Yellowstone, you need to be a better, more consistent parent with clear rules, and stop blaming the “kids” for- well, being kids. Understand the temptation to reach a hand out of a car and feel a bison passing by with your fingertips- no, not smart, but these magnetic creatures suddenly feel within reach and touch.
Don’t worry, Ranger- this picture was taken from the safety of a car in a pullout at a great distance with a small superzoom camera.

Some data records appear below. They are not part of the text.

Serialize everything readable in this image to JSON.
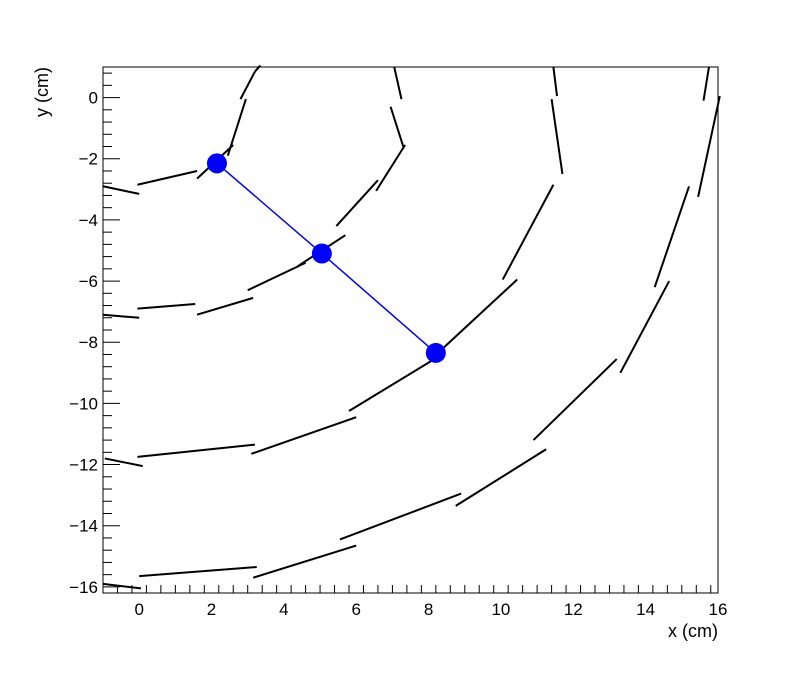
{
  "chart_data": {
    "type": "scatter",
    "title": "",
    "xlabel": "x (cm)",
    "ylabel": "y (cm)",
    "xlim": [
      -1,
      16
    ],
    "ylim": [
      -16.2,
      1.0
    ],
    "xticks": [
      0,
      2,
      4,
      6,
      8,
      10,
      12,
      14,
      16
    ],
    "xtick_labels": [
      "0",
      "2",
      "4",
      "6",
      "8",
      "10",
      "12",
      "14",
      "16"
    ],
    "yticks": [
      0,
      -2,
      -4,
      -6,
      -8,
      -10,
      -12,
      -14,
      -16
    ],
    "ytick_labels": [
      "0",
      "−2",
      "−4",
      "−6",
      "−8",
      "−10",
      "−12",
      "−14",
      "−16"
    ],
    "grid": false,
    "series": [
      {
        "points": [
          [
            2.15,
            -2.15
          ],
          [
            5.05,
            -5.1
          ],
          [
            8.2,
            -8.35
          ]
        ],
        "color": "#0000ff",
        "marker": "circle",
        "line": true
      }
    ],
    "segments": [
      [
        [
          -1.0,
          -2.9
        ],
        [
          0.0,
          -3.15
        ]
      ],
      [
        [
          -0.05,
          -2.85
        ],
        [
          1.6,
          -2.4
        ]
      ],
      [
        [
          1.6,
          -2.65
        ],
        [
          2.6,
          -1.55
        ]
      ],
      [
        [
          2.45,
          -1.9
        ],
        [
          2.95,
          -0.05
        ]
      ],
      [
        [
          2.8,
          -0.05
        ],
        [
          3.2,
          0.85
        ]
      ],
      [
        [
          3.2,
          0.85
        ],
        [
          3.35,
          1.05
        ]
      ],
      [
        [
          -1.0,
          -7.1
        ],
        [
          0.0,
          -7.2
        ]
      ],
      [
        [
          -0.05,
          -6.9
        ],
        [
          1.55,
          -6.75
        ]
      ],
      [
        [
          1.6,
          -7.1
        ],
        [
          3.15,
          -6.55
        ]
      ],
      [
        [
          3.0,
          -6.3
        ],
        [
          4.6,
          -5.4
        ]
      ],
      [
        [
          4.4,
          -5.5
        ],
        [
          5.7,
          -4.5
        ]
      ],
      [
        [
          5.45,
          -4.2
        ],
        [
          6.6,
          -2.7
        ]
      ],
      [
        [
          6.55,
          -3.05
        ],
        [
          7.35,
          -1.55
        ]
      ],
      [
        [
          6.95,
          -0.3
        ],
        [
          7.3,
          -1.6
        ]
      ],
      [
        [
          7.05,
          1.0
        ],
        [
          7.25,
          -0.05
        ]
      ],
      [
        [
          -0.95,
          -11.8
        ],
        [
          0.1,
          -12.05
        ]
      ],
      [
        [
          -0.05,
          -11.75
        ],
        [
          3.2,
          -11.35
        ]
      ],
      [
        [
          3.1,
          -11.65
        ],
        [
          6.0,
          -10.45
        ]
      ],
      [
        [
          5.8,
          -10.25
        ],
        [
          8.3,
          -8.45
        ]
      ],
      [
        [
          8.35,
          -8.25
        ],
        [
          10.45,
          -5.95
        ]
      ],
      [
        [
          10.05,
          -5.95
        ],
        [
          11.45,
          -2.85
        ]
      ],
      [
        [
          11.4,
          -0.05
        ],
        [
          11.7,
          -2.5
        ]
      ],
      [
        [
          11.45,
          1.0
        ],
        [
          11.55,
          0.05
        ]
      ],
      [
        [
          -1.0,
          -15.9
        ],
        [
          0.05,
          -16.05
        ]
      ],
      [
        [
          0.0,
          -15.65
        ],
        [
          3.25,
          -15.35
        ]
      ],
      [
        [
          3.15,
          -15.7
        ],
        [
          6.0,
          -14.65
        ]
      ],
      [
        [
          5.55,
          -14.45
        ],
        [
          8.9,
          -12.95
        ]
      ],
      [
        [
          8.75,
          -13.35
        ],
        [
          11.25,
          -11.5
        ]
      ],
      [
        [
          10.9,
          -11.2
        ],
        [
          13.2,
          -8.55
        ]
      ],
      [
        [
          13.3,
          -9.0
        ],
        [
          14.65,
          -6.0
        ]
      ],
      [
        [
          14.25,
          -6.2
        ],
        [
          15.2,
          -2.9
        ]
      ],
      [
        [
          15.45,
          -3.25
        ],
        [
          16.05,
          0.05
        ]
      ],
      [
        [
          15.6,
          -0.1
        ],
        [
          15.75,
          1.0
        ]
      ]
    ]
  }
}
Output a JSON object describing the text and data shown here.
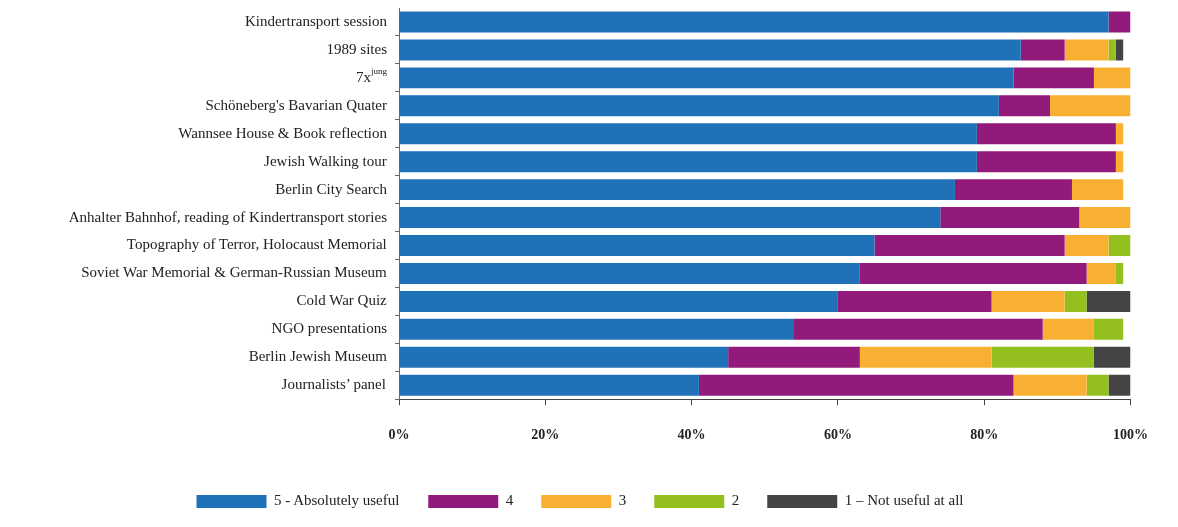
{
  "chart_data": {
    "type": "bar",
    "orientation": "horizontal",
    "stacked": true,
    "categories": [
      "Kindertransport session",
      "1989 sites",
      "7x$^{jung}$",
      "Schöneberg's Bavarian Quater",
      "Wannsee House & Book reflection",
      "Jewish Walking tour",
      "Berlin City Search",
      "Anhalter Bahnhof, reading of Kindertransport stories",
      "Topography of Terror, Holocaust Memorial",
      "Soviet War Memorial & German-Russian Museum",
      "Cold War Quiz",
      "NGO presentations",
      "Berlin Jewish Museum",
      "Journalists’ panel"
    ],
    "series": [
      {
        "name": "5 - Absolutely useful",
        "color": "#1f72b8",
        "values": [
          97,
          85,
          84,
          82,
          79,
          79,
          76,
          74,
          65,
          63,
          60,
          54,
          45,
          41
        ]
      },
      {
        "name": "4",
        "color": "#921a7b",
        "values": [
          3,
          6,
          11,
          7,
          19,
          19,
          16,
          19,
          26,
          31,
          21,
          34,
          18,
          43
        ]
      },
      {
        "name": "3",
        "color": "#f8b033",
        "values": [
          null,
          6,
          5,
          11,
          1,
          1,
          7,
          7,
          6,
          4,
          10,
          7,
          18,
          10
        ]
      },
      {
        "name": "2",
        "color": "#93c01f",
        "values": [
          null,
          1,
          null,
          null,
          null,
          null,
          null,
          null,
          3,
          1,
          3,
          4,
          14,
          3
        ]
      },
      {
        "name": "1 – Not useful at all",
        "color": "#444444",
        "values": [
          null,
          1,
          null,
          null,
          null,
          null,
          null,
          null,
          null,
          null,
          6,
          null,
          5,
          3
        ]
      }
    ],
    "xlim": [
      0,
      100
    ],
    "xticks": [
      {
        "value": 0,
        "label": "0%"
      },
      {
        "value": 20,
        "label": "20%"
      },
      {
        "value": 40,
        "label": "40%"
      },
      {
        "value": 60,
        "label": "60%"
      },
      {
        "value": 80,
        "label": "80%"
      },
      {
        "value": 100,
        "label": "100%"
      }
    ],
    "grid": false,
    "legend": "bottom"
  }
}
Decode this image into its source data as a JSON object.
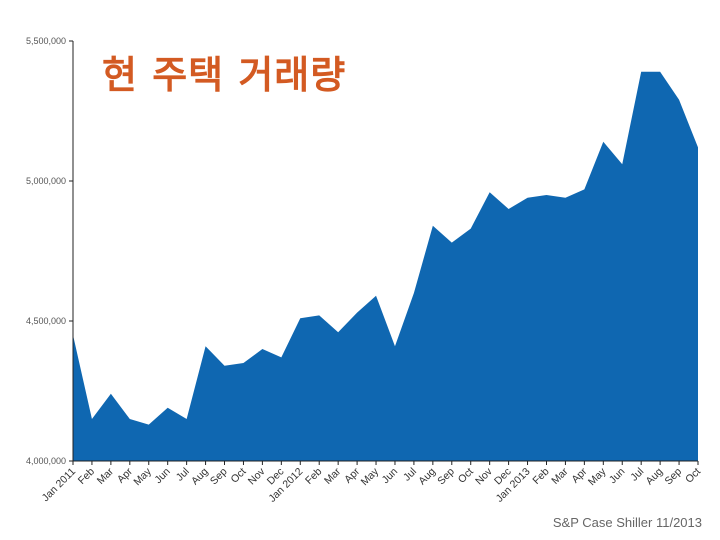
{
  "chart_data": {
    "type": "area",
    "title": "현 주택 거래량",
    "xlabel": "",
    "ylabel": "",
    "source": "S&P Case Shiller 11/2013",
    "ylim": [
      4000000,
      5500000
    ],
    "yticks": [
      {
        "value": 4000000,
        "label": "4,000,000"
      },
      {
        "value": 4500000,
        "label": "4,500,000"
      },
      {
        "value": 5000000,
        "label": "5,000,000"
      },
      {
        "value": 5500000,
        "label": "5,500,000"
      }
    ],
    "categories": [
      "Jan 2011",
      "Feb",
      "Mar",
      "Apr",
      "May",
      "Jun",
      "Jul",
      "Aug",
      "Sep",
      "Oct",
      "Nov",
      "Dec",
      "Jan 2012",
      "Feb",
      "Mar",
      "Apr",
      "May",
      "Jun",
      "Jul",
      "Aug",
      "Sep",
      "Oct",
      "Nov",
      "Dec",
      "Jan 2013",
      "Feb",
      "Mar",
      "Apr",
      "May",
      "Jun",
      "Jul",
      "Aug",
      "Sep",
      "Oct"
    ],
    "values": [
      4450000,
      4150000,
      4240000,
      4150000,
      4130000,
      4190000,
      4150000,
      4410000,
      4340000,
      4350000,
      4400000,
      4370000,
      4510000,
      4520000,
      4460000,
      4530000,
      4590000,
      4410000,
      4600000,
      4840000,
      4780000,
      4830000,
      4960000,
      4900000,
      4940000,
      4950000,
      4940000,
      4970000,
      5140000,
      5060000,
      5390000,
      5390000,
      5290000,
      5120000
    ],
    "color": "#0f67b1",
    "grid": false
  }
}
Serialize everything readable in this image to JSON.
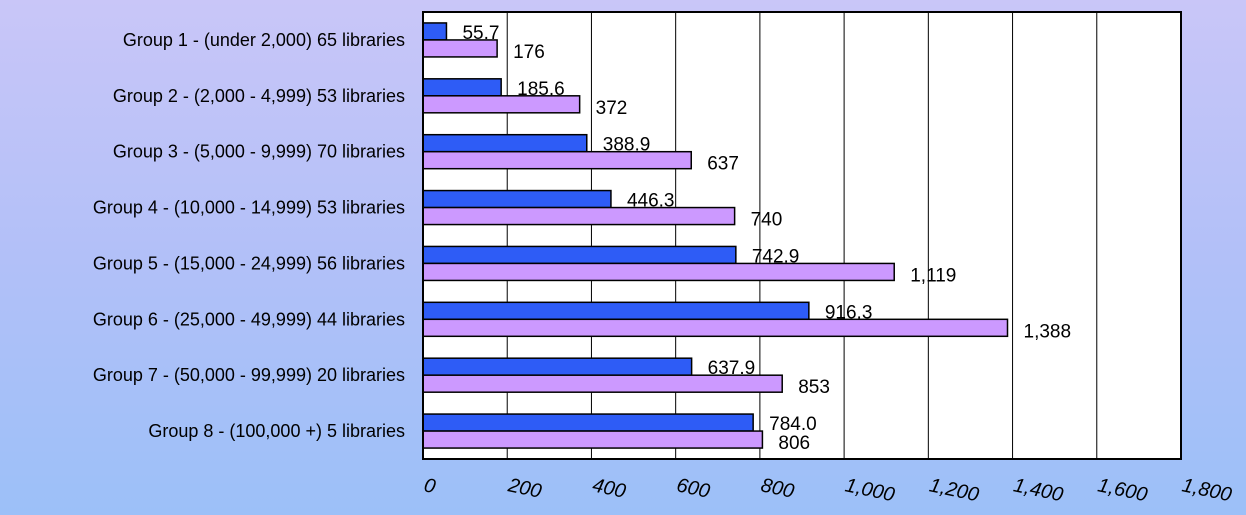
{
  "colors": {
    "series_a": "#2e5cf6",
    "series_b": "#cc99ff",
    "plot_background": "#ffffff",
    "bar_stroke": "#000000"
  },
  "chart_data": {
    "type": "bar",
    "orientation": "horizontal",
    "title": "",
    "xlabel": "",
    "ylabel": "",
    "categories": [
      "Group 1 - (under 2,000) 65 libraries",
      "Group 2 - (2,000 - 4,999) 53 libraries",
      "Group 3 - (5,000 - 9,999) 70 libraries",
      "Group 4 - (10,000 - 14,999) 53 libraries",
      "Group 5 - (15,000 - 24,999) 56 libraries",
      "Group 6 - (25,000 - 49,999) 44 libraries",
      "Group 7 - (50,000 - 99,999) 20 libraries",
      "Group 8 - (100,000 +) 5 libraries"
    ],
    "series": [
      {
        "values": [
          55.7,
          185.6,
          388.9,
          446.3,
          742.9,
          916.3,
          637.9,
          784.0
        ],
        "labels": [
          "55.7",
          "185.6",
          "388.9",
          "446.3",
          "742.9",
          "916.3",
          "637.9",
          "784.0"
        ],
        "color": "#2e5cf6"
      },
      {
        "values": [
          176,
          372,
          637,
          740,
          1119,
          1388,
          853,
          806
        ],
        "labels": [
          "176",
          "372",
          "637",
          "740",
          "1,119",
          "1,388",
          "853",
          "806"
        ],
        "color": "#cc99ff"
      }
    ],
    "xlim": [
      0,
      1800
    ],
    "ticks": [
      0,
      200,
      400,
      600,
      800,
      1000,
      1200,
      1400,
      1600,
      1800
    ],
    "tick_labels": [
      "0",
      "200",
      "400",
      "600",
      "800",
      "1,000",
      "1,200",
      "1,400",
      "1,600",
      "1,800"
    ],
    "grid": true,
    "legend": "none"
  }
}
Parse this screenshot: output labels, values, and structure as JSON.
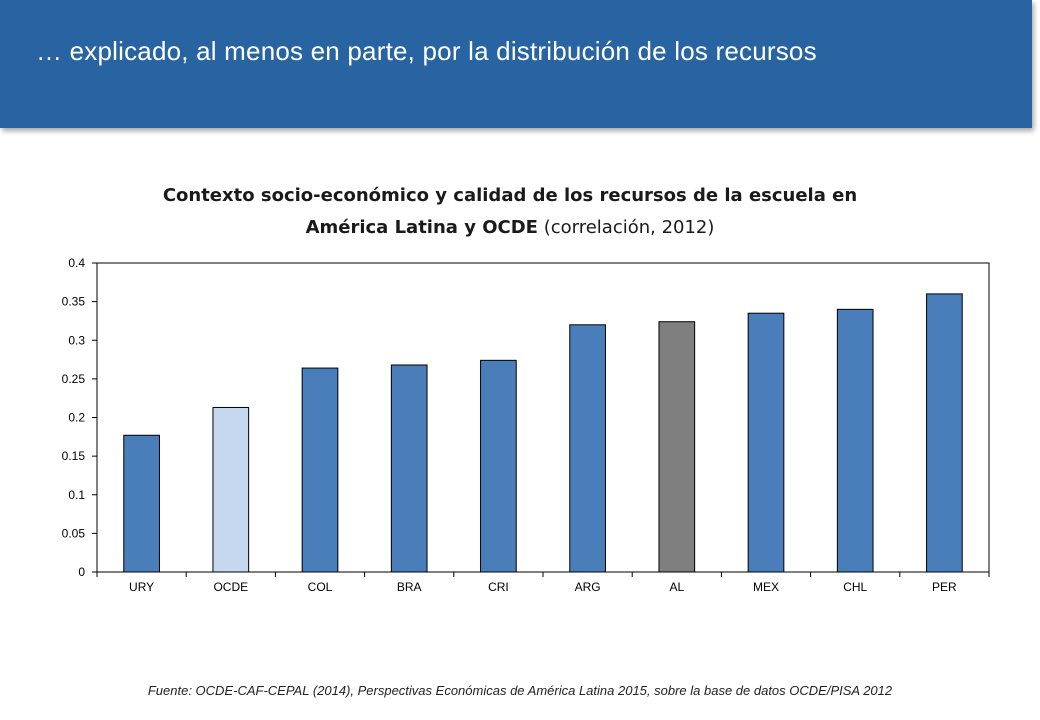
{
  "header": {
    "title": "… explicado, al menos en parte, por la distribución de los recursos"
  },
  "chart_title": {
    "line1": "Contexto socio-económico y calidad de los recursos de la escuela en",
    "line2_bold": "América Latina y OCDE",
    "line2_normal": " (correlación,  2012)"
  },
  "chart_data": {
    "type": "bar",
    "title": "Contexto socio-económico y calidad de los recursos de la escuela en América Latina y OCDE (correlación,  2012)",
    "xlabel": "",
    "ylabel": "",
    "categories": [
      "URY",
      "OCDE",
      "COL",
      "BRA",
      "CRI",
      "ARG",
      "AL",
      "MEX",
      "CHL",
      "PER"
    ],
    "values": [
      0.177,
      0.213,
      0.264,
      0.268,
      0.274,
      0.32,
      0.324,
      0.335,
      0.34,
      0.36
    ],
    "ylim": [
      0,
      0.4
    ],
    "yticks": [
      0,
      0.05,
      0.1,
      0.15,
      0.2,
      0.25,
      0.3,
      0.35,
      0.4
    ],
    "ytick_labels": [
      "0",
      "0.05",
      "0.1",
      "0.15",
      "0.2",
      "0.25",
      "0.3",
      "0.35",
      "0.4"
    ],
    "grid": false,
    "colors": {
      "default": "#4a7ebb",
      "OCDE": "#c5d8f0",
      "AL": "#7f7f7f"
    }
  },
  "source": "Fuente: OCDE-CAF-CEPAL (2014), Perspectivas Económicas de América Latina 2015,  sobre la base de datos OCDE/PISA 2012"
}
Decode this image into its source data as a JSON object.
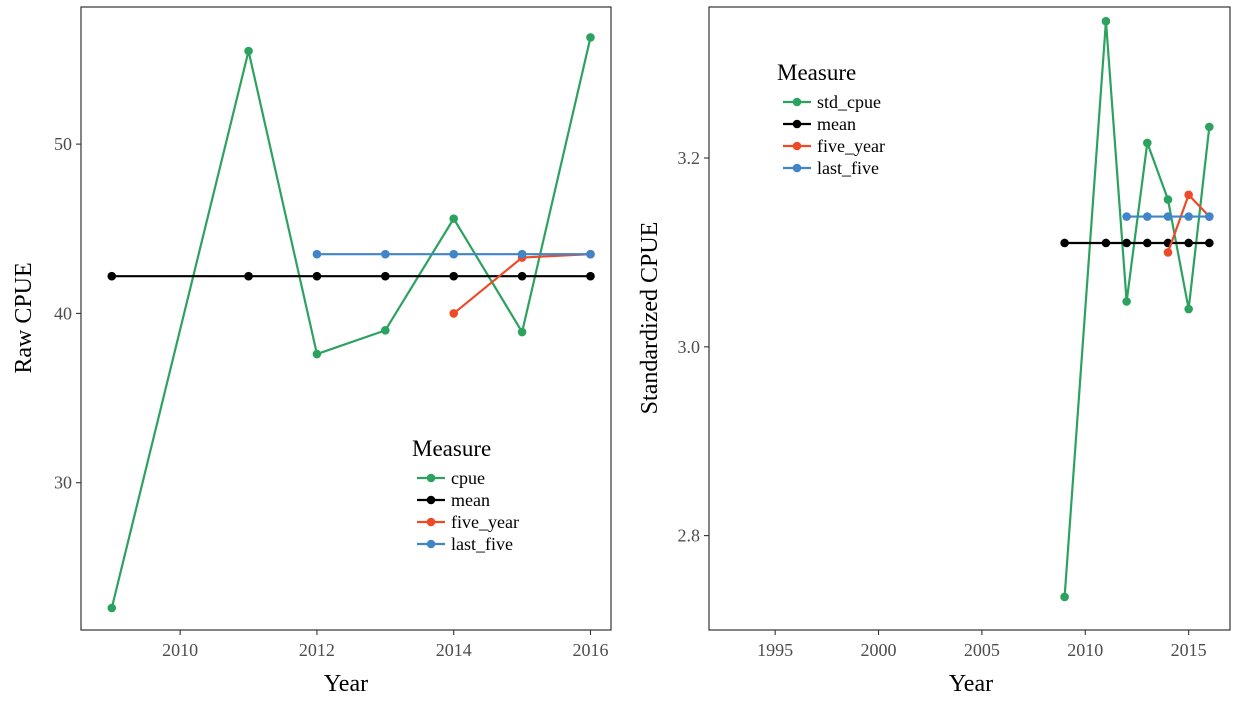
{
  "colors": {
    "cpue": "#2ca25f",
    "mean": "#000000",
    "five_year": "#ef4a27",
    "last_five": "#3f85c8",
    "panel_border": "#333333",
    "tick_text": "#4d4d4d"
  },
  "chart_data": [
    {
      "type": "line",
      "xlabel": "Year",
      "ylabel": "Raw CPUE",
      "xlim": [
        2008.55,
        2016.3
      ],
      "ylim": [
        21.3,
        58.1
      ],
      "xticks": [
        2010,
        2012,
        2014,
        2016
      ],
      "xtick_labels": [
        "2010",
        "2012",
        "2014",
        "2016"
      ],
      "yticks": [
        30,
        40,
        50
      ],
      "ytick_labels": [
        "30",
        "40",
        "50"
      ],
      "grid": false,
      "legend": {
        "title": "Measure",
        "position": "bottom-right",
        "entries": [
          "cpue",
          "mean",
          "five_year",
          "last_five"
        ]
      },
      "series": [
        {
          "name": "cpue",
          "x": [
            2009,
            2011,
            2012,
            2013,
            2014,
            2015,
            2016
          ],
          "y": [
            22.6,
            55.5,
            37.6,
            39.0,
            45.6,
            38.9,
            56.3
          ]
        },
        {
          "name": "mean",
          "x": [
            2009,
            2011,
            2012,
            2013,
            2014,
            2015,
            2016
          ],
          "y": [
            42.2,
            42.2,
            42.2,
            42.2,
            42.2,
            42.2,
            42.2
          ]
        },
        {
          "name": "five_year",
          "x": [
            2014,
            2015,
            2016
          ],
          "y": [
            40.0,
            43.3,
            43.5
          ]
        },
        {
          "name": "last_five",
          "x": [
            2012,
            2013,
            2014,
            2015,
            2016
          ],
          "y": [
            43.5,
            43.5,
            43.5,
            43.5,
            43.5
          ]
        }
      ]
    },
    {
      "type": "line",
      "xlabel": "Year",
      "ylabel": "Standardized CPUE",
      "xlim": [
        1991.8,
        2017.0
      ],
      "ylim": [
        2.7,
        3.36
      ],
      "xticks": [
        1995,
        2000,
        2005,
        2010,
        2015
      ],
      "xtick_labels": [
        "1995",
        "2000",
        "2005",
        "2010",
        "2015"
      ],
      "yticks": [
        2.8,
        3.0,
        3.2
      ],
      "ytick_labels": [
        "2.8",
        "3.0",
        "3.2"
      ],
      "grid": false,
      "legend": {
        "title": "Measure",
        "position": "top-left",
        "entries": [
          "std_cpue",
          "mean",
          "five_year",
          "last_five"
        ]
      },
      "series": [
        {
          "name": "std_cpue",
          "x": [
            2009,
            2011,
            2012,
            2013,
            2014,
            2015,
            2016
          ],
          "y": [
            2.735,
            3.345,
            3.048,
            3.216,
            3.156,
            3.04,
            3.233
          ]
        },
        {
          "name": "mean",
          "x": [
            2009,
            2011,
            2012,
            2013,
            2014,
            2015,
            2016
          ],
          "y": [
            3.11,
            3.11,
            3.11,
            3.11,
            3.11,
            3.11,
            3.11
          ]
        },
        {
          "name": "five_year",
          "x": [
            2014,
            2015,
            2016
          ],
          "y": [
            3.1,
            3.161,
            3.138
          ]
        },
        {
          "name": "last_five",
          "x": [
            2012,
            2013,
            2014,
            2015,
            2016
          ],
          "y": [
            3.138,
            3.138,
            3.138,
            3.138,
            3.138
          ]
        }
      ]
    }
  ]
}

And you need to be willing to call out deliberately ugly or dangerous behavior. There are great photographers, but legions of amateur long-lens photographers who bait and harrass animals for photos. There are people who throw food and objects at animals and feel entitled to camp anywhere they want. The Park Service might want to consider some good old-fashioned shaming for punishment, not just standing nobly silent or saying obliquely that rules don’t allow you to step off the boardwalk onto the thin crust of a boiling hot spring.
And prioritize safety, not natural wonder. Your Web is organized to require someone bedazzled by images of thermal features and wildlife to click on a section called “Safety”. Do you really expect people to do this? Maybe recharacterize the whole park as the Serengeti of the U.S. with boiling acidic cauldrons waiting to eat you alive. Yes, there will be people who step into the cauldron or reach out to pet the wild animal, but it won’t be the majority who are now encouraged to “Marvel. Explore. Discover”.
I know we visitor people make honest but dumb mistakes or can be stupid (okay, the baby bison incident was beyond the pale). Sometimes we’re just bedazzled and tempted by the marvel of nature that we increasingly only know in electronic form. It’s happening all over the world, and will only going to get worse as we are more isolated in cities, and tempted to sin by more new technology (drones are already a problem and virtual reality is next). You’re going to have to sit down as “parents” of the park and have a tough love conversation about what you need to do to protect people, wildlife, cultural resources, and the environment.
Maybe it’s not communications that will fix the problem. Maybe it’s confining people to ranger-led tours and shuttles. I would pay for it, and go with you. But honking and yelling at people who are trying to do the right thing, and soft-balling risk while asking people for cool images- well, you’re kinda asking for what’s happening.
So what exactly am I supposed to do when I’m pulled over safely in my car with the windows up and the bison decides to start shoving it out of the way?